No ano de 1978, Shenzhen era uma pequena vila de pescadores localizada no delta do Rio das Pérolas, no sul da China, a cerca de 30 quilômetros de Hong Kong, a maior área urbana da região.
Com cerca de 30 mil habitantes vivendo em casas simples, a presença da natureza predominava, e ruas asfaltadas ainda eram raras. A cidade cheirava a mato.
Já em 2025, Shenzhen abriga 18 milhões de pessoas, vivendo em um ambiente dominado pela tecnologia de ponta. A cidade se transformou no vale do silício chinês, onde robôs circulam no metrô para realizar entregas e o sistema judiciário utiliza inteligência artificial para otimizar suas decisões.
Em comparação, Hong Kong possui 7,4 milhões de habitantes, segundo dados oficiais.

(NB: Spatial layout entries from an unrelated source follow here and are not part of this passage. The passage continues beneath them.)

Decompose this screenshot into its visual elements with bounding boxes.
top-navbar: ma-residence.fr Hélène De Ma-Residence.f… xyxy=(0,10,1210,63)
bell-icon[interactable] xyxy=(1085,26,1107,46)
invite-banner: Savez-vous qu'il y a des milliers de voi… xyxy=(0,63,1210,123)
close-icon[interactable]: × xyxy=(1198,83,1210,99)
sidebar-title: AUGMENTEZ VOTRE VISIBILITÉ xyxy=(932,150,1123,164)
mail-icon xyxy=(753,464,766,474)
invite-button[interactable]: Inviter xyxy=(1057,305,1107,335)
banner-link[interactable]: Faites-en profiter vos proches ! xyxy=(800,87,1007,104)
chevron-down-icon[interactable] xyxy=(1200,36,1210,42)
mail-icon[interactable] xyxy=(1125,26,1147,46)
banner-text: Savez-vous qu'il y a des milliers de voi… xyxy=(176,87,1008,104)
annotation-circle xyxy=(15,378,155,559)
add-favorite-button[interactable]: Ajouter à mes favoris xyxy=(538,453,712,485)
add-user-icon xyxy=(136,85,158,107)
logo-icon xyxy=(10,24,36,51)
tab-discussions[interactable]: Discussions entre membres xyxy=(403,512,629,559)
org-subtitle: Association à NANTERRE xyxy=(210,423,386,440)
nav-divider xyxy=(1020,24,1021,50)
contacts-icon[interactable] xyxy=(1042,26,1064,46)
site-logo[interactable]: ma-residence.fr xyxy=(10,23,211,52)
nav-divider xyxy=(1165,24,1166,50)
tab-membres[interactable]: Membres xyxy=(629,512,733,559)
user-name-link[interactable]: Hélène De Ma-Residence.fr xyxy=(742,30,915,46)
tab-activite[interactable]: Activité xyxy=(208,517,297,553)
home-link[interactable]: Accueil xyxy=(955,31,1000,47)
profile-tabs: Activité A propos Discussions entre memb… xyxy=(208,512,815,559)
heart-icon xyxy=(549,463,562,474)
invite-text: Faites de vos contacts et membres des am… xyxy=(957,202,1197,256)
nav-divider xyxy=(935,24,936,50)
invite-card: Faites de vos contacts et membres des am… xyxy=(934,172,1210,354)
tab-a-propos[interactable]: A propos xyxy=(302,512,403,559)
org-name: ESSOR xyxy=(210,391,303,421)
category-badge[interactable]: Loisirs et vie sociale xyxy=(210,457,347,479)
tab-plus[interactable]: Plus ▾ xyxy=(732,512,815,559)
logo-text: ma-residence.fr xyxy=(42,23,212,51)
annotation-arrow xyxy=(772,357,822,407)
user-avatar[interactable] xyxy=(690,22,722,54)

Nos anos finais da década de 1970, o líder nacional era Deng Xiaoping. Ele assumiu o governo chinês logo após a morte de Mao Tsé-Tung e foi o principal responsável pela mudança do modelo econômico para um sistema de mercado aberto a investimentos estrangeiros.
Foi nesse contexto que Shenzhen, parte da província de Cantão, tornou-se a primeira Zona Econômica Especial (ZEE) da China — áreas criadas para impulsionar a indústria local por meio de regimes tributários e regulatórios diferenciados em relação ao restante do país.
A mudança atraiu um grande número de migrantes vindos de todo o país.
No início, a cidade produzia eletrônicos básicos, geralmente cópias de produtos ocidentais, com qualidade inferior. Contudo, o cenário evoluiu.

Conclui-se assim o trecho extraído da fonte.